Söz konusu şehirlerin hepsinde ya da birkaç tanesinde aday gösteren EMEP, TKH ve TKP adaylarını değil de DEM’in adaylarını desteklememizin nedeni bu adaylar yahut partiler arasında siyasi bir ayrımı gözetmemiz değildi. Kimi destekleyeceğimize, destekleyeceğimiz kampanyanın ajitasyon ve propaganda özgürlüğüne açık olup olmamasına bakarak karar verdik. Bu cepheden bakınca DEM adayları ile Tunahan Dursun ve Yalçın Yanık’ın söyledikleri aynı içeriğe sahip olmasa da, kendi siyasi propagandamızla çalışmaya katılabilmemiz belirleyici etmendi.
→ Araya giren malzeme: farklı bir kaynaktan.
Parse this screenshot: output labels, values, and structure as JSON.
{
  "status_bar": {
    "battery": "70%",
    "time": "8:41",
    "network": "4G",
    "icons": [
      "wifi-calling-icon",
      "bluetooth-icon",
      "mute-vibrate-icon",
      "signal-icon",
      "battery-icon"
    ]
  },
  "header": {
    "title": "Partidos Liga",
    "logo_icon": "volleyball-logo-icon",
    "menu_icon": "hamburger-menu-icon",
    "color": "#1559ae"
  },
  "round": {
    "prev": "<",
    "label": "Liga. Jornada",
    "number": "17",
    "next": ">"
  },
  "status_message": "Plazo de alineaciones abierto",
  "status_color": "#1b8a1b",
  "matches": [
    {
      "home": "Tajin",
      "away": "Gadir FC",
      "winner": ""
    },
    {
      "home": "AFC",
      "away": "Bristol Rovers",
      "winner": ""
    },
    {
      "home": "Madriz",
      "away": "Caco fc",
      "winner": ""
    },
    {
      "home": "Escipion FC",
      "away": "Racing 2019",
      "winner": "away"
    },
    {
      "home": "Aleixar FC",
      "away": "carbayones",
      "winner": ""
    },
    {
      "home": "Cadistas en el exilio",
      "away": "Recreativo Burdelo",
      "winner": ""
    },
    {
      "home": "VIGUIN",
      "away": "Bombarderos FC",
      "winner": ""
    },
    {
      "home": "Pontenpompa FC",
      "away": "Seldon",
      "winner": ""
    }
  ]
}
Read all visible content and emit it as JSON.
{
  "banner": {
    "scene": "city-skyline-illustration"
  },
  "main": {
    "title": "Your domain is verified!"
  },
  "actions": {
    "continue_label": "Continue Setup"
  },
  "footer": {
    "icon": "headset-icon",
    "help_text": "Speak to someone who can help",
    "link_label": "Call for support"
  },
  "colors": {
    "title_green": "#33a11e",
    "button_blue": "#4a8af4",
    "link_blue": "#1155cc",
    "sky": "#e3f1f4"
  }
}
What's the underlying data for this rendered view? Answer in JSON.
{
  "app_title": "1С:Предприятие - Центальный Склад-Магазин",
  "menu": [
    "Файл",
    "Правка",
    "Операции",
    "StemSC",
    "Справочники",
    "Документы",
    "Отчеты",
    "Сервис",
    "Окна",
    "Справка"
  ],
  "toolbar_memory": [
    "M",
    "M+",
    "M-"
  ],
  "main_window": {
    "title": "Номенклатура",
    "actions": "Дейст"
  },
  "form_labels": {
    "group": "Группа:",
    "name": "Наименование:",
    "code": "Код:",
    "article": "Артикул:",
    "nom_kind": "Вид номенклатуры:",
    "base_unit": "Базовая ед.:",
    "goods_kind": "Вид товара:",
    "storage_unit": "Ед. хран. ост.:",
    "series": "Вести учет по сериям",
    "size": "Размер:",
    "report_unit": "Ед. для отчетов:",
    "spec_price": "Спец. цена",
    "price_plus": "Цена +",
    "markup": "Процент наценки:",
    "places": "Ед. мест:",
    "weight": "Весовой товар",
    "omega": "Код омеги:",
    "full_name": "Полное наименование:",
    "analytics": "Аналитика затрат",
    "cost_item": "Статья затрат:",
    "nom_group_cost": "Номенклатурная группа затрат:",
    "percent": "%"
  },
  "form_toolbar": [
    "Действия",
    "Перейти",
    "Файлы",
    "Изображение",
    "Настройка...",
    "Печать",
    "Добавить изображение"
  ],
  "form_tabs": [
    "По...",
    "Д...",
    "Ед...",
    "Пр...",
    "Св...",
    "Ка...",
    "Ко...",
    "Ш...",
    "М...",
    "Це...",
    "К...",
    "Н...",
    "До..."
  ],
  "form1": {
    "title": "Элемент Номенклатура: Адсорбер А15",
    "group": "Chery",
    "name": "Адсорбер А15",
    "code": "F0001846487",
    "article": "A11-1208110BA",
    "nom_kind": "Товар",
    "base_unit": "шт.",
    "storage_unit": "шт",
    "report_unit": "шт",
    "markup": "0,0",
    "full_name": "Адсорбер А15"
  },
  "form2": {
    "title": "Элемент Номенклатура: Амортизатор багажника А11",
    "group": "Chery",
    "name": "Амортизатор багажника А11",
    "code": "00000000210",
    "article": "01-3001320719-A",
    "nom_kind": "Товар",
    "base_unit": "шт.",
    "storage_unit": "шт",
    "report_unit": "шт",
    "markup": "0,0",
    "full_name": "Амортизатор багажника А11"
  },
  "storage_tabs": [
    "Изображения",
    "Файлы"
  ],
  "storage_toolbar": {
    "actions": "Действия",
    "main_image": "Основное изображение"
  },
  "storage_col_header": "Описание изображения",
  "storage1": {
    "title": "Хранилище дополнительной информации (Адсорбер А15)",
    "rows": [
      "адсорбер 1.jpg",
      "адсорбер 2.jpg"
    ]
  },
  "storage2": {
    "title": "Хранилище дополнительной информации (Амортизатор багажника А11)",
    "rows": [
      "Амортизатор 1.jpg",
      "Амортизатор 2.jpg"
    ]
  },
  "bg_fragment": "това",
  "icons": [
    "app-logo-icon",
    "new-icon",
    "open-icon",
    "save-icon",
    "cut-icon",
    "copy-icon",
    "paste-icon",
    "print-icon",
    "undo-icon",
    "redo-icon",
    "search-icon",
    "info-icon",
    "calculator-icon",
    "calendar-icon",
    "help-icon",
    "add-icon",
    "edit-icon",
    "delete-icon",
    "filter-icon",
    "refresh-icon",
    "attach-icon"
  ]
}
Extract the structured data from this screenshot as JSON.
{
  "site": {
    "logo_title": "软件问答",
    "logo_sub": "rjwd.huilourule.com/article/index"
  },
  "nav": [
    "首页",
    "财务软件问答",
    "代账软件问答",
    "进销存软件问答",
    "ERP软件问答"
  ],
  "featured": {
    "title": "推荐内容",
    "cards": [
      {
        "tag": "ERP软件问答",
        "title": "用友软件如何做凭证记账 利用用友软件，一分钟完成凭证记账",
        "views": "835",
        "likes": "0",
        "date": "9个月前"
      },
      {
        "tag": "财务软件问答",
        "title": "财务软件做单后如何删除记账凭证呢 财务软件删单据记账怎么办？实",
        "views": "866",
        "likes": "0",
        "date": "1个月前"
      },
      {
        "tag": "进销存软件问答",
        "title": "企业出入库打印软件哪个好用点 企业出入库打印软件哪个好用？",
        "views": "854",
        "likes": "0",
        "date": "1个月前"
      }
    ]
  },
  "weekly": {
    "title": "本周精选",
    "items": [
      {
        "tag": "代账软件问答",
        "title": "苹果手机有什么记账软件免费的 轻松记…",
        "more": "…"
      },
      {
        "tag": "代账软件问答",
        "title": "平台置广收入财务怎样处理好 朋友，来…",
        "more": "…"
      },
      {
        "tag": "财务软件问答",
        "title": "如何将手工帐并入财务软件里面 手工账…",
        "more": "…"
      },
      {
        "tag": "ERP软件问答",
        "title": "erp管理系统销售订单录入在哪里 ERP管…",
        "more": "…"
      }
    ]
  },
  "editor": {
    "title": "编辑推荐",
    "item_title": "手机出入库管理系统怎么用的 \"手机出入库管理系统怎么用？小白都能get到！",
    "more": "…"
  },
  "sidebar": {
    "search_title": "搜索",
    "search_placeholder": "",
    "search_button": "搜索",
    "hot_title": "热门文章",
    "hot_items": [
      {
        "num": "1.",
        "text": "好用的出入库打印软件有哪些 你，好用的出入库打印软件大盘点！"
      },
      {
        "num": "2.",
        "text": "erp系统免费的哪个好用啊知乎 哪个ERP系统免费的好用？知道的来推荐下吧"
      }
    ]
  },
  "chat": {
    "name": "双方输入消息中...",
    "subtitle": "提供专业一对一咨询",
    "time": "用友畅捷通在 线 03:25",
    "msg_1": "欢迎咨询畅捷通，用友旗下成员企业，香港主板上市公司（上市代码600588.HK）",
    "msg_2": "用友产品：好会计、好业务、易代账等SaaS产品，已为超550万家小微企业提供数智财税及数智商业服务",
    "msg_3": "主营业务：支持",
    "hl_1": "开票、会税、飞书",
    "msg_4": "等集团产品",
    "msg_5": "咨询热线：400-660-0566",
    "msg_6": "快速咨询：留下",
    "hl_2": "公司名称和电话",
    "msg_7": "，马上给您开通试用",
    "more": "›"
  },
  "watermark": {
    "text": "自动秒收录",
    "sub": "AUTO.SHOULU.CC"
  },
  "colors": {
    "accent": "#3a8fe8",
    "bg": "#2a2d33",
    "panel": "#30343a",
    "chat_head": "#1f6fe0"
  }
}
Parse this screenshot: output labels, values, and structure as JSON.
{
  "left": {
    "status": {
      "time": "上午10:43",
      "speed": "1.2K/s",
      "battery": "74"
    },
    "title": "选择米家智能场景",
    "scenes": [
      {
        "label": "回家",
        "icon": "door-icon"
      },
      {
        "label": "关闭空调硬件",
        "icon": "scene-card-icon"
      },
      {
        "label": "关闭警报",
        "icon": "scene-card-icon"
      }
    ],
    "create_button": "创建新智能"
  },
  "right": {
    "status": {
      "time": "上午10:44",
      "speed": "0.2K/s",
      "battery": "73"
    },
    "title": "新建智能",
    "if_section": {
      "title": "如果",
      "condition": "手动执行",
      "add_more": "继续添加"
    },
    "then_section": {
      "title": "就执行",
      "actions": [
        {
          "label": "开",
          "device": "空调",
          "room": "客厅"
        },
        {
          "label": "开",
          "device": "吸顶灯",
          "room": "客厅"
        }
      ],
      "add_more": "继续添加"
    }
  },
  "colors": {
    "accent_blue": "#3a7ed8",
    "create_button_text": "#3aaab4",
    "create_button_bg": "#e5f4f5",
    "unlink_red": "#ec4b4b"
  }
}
Yerel, kısmi çekişmelere prim vermeden, ilçe seçimlerindeki rekabetçi yarışta taraf olmadan, seçim dönemi boyunca emekçileri dört büyükşehirdeki söz konusu dört adaya oy vermeye çağırdık. Eylem ve etkinliklere katıldık. Emekçiden yana olan tüm kesimleri hükümete karşı ortak bir seferberlik hattında buluşmaya davet ettik. Aday çalışmalarına, ziyaretlere aktif olarak katıldık, buluşma ve toplantılar düzenlenmesi için girişimde bulunduk. Desteğimizi verirken gazetemizi ve propaganda materyallerimizi kullandık.

Çalışmayı yürütürkenki maksadımız sadece seçim sürecinde öne çıkardığımız noktaları önemseyen emekçilerle değil, çalışmayı beraber yürüttüğümüz kesimlerle bağlar kurmak, bu çalışmalarda öne çıkardığımız noktalarla sınırlı kalmayan bir propaganda faaliyetinin koşullarını yaratmaktı. Bağ kurduğumuz kesimlere, hükümete karşı bir emekçi seferberliği örmenin gerekli olduğunu, emekçilerin demokrasi müsameresinin figüranı değil demokrasi savaşının öncü gücü olması gerektiğini, rejim krizinin ancak bir devrimle çözüleceğini ve devrime önderlik edecek devrimci partiyi yaratmanın şart olduğunu anlatmayı önümüze koyduk. Bu bakımdan 31 Mart seçimlerinde de daha önce pek çok farklı seçimde desteklediğimiz DEM öncellerinin adaylarını yahut Bin Umut Adaylarını desteklerken yürüttüğümüz eylem birliklerinin temel prensipleriyle aynı şekilde hareket ettik.

Komünistlerin birliğini savunanlar 1 Mayıs’a doğru aynı çizgide ilerleyecek. Bir yandan, işçi sınıfının demokrasi savaşının öncü gücü olmasında ısrar ederek hükümete karşı bağımsız ve kitlesel bir eylem birliğini örmek için gösterdiğimiz ilkeli fakat esnek tutumu koruyacağız. Diğer yandan da “devrim için devrimci parti”nin neden gerekli olduğunu ve bu partinin nasıl kurulacağını anlattığımız propaganda ağımızı genişletmek için azimle yolumuza devam edeceğiz.